Re: [PATCH net-next 9/9] net: enetc: add support for XDP_REDIRECT

From: Vladimir Oltean <olteanv@gmail.com>
To: "Toke Høiland-Jørgensen" <toke@redhat.com>
Cc: Jakub Kicinski <kuba@kernel.org>,
	Alexei Starovoitov <ast@kernel.org>,
	Daniel Borkmann <daniel@iogearbox.net>,
	Jesper Dangaard Brouer <hawk@kernel.org>,
	John Fastabend <john.fastabend@gmail.com>,
	Andrii Nakryiko <andrii@kernel.org>,
	Martin KaFai Lau <kafai@fb.com>, Song Liu <songliubraving@fb.com>,
	Yonghong Song <yhs@fb.com>, KP Singh <kpsingh@kernel.org>,
	"David S. Miller" <davem@davemloft.net>,
	netdev@vger.kernel.org, bpf@vger.kernel.org,
	Alexander Duyck <alexander.duyck@gmail.com>,
	Ioana Ciornei <ioana.ciornei@nxp.com>,
	Alex Marginean <alexandru.marginean@nxp.com>,
	Claudiu Manoil <claudiu.manoil@nxp.com>,
	Ilias Apalodimas <ilias.apalodimas@linaro.org>,
	Vladimir Oltean <vladimir.oltean@nxp.com>
Subject: Re: [PATCH net-next 9/9] net: enetc: add support for XDP_REDIRECT
Date: Thu, 1 Apr 2021 19:09:43 +0300	[thread overview]
Message-ID: <20210401160943.frw7l3rio7spr33n@skbuf> (raw)
In-Reply-To: <875z16nsiu.fsf@toke.dk>

On Thu, Apr 01, 2021 at 01:39:05PM +0200, Toke Høiland-Jørgensen wrote:
> Vladimir Oltean <olteanv@gmail.com> writes:
>
> > On Thu, Apr 01, 2021 at 01:26:02PM +0200, Toke Høiland-Jørgensen wrote:
> >> > +int enetc_xdp_xmit(struct net_device *ndev, int num_frames,
> >> > +		   struct xdp_frame **frames, u32 flags)
> >> > +{
> >> > +	struct enetc_tx_swbd xdp_redirect_arr[ENETC_MAX_SKB_FRAGS] = {0};
> >> > +	struct enetc_ndev_priv *priv = netdev_priv(ndev);
> >> > +	struct enetc_bdr *tx_ring;
> >> > +	int xdp_tx_bd_cnt, i, k;
> >> > +	int xdp_tx_frm_cnt = 0;
> >> > +
> >> > +	tx_ring = priv->tx_ring[smp_processor_id()];
> >>
> >> What mechanism guarantees that this won't overflow the array? :)
> >
> > Which array, the array of TX rings?
>
> Yes.
>

The problem isn't even accessing an out-of-bounds element in the TX ring array.

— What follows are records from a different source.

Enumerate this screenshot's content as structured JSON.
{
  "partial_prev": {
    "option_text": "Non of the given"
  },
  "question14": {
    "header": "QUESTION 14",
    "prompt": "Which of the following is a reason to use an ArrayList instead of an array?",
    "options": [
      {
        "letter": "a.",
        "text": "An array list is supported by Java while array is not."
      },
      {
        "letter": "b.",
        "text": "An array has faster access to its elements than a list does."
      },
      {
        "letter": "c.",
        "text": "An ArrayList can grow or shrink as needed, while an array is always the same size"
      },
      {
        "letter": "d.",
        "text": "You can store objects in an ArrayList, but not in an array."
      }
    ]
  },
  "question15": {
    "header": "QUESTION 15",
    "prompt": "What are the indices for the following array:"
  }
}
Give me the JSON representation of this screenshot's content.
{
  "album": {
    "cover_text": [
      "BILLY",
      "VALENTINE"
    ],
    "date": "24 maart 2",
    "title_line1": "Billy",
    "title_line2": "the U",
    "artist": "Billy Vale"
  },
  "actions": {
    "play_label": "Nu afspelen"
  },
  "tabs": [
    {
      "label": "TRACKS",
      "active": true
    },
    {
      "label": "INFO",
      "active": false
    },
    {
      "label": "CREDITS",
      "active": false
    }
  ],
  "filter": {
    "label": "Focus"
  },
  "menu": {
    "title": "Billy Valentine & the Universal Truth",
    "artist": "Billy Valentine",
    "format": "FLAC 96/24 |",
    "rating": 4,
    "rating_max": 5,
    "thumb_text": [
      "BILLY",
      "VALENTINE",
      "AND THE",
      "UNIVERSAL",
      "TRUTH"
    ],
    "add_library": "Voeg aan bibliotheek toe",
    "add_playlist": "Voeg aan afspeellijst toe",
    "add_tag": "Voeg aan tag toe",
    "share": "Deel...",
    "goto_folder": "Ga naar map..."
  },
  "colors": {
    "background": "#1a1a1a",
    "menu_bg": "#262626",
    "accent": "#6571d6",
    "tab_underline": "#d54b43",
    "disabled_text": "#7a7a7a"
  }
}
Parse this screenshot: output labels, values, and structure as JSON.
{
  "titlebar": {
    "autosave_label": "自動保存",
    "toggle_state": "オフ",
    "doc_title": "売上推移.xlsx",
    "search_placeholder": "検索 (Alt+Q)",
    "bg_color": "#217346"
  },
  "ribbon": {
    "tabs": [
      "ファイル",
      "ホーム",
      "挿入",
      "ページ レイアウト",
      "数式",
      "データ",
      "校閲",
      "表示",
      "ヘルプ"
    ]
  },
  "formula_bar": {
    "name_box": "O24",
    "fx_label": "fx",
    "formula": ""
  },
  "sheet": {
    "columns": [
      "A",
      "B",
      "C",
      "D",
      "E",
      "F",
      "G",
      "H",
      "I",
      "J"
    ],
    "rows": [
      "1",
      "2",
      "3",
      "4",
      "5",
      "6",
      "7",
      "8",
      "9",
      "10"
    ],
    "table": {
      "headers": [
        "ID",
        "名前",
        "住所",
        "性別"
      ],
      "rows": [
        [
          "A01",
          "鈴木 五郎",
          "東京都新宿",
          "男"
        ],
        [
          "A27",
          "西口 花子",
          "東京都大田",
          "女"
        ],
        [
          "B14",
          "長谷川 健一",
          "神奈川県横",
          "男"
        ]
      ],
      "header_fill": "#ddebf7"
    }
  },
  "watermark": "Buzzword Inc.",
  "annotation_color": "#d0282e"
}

As it turns out, I had a relatively superficial understanding of how
things are organized, but let me try to explain.

The number of TX rings is a configurable resource (between PFs and VFs)
and we read the capability at probe time:

enetc_get_si_caps:
	val = enetc_rd(hw, ENETC_SICAPR0);
	si->num_rx_rings = (val >> 16) & 0xff;
	si->num_tx_rings = val & 0xff;

enetc_init_si_rings_params:
	priv->num_tx_rings = si->num_tx_rings;

In any case, the TX array is declared as:

struct enetc_ndev_priv {
	struct enetc_bdr *tx_ring[16];
	struct enetc_bdr *rx_ring[16];
};

because that's the maximum hardware capability.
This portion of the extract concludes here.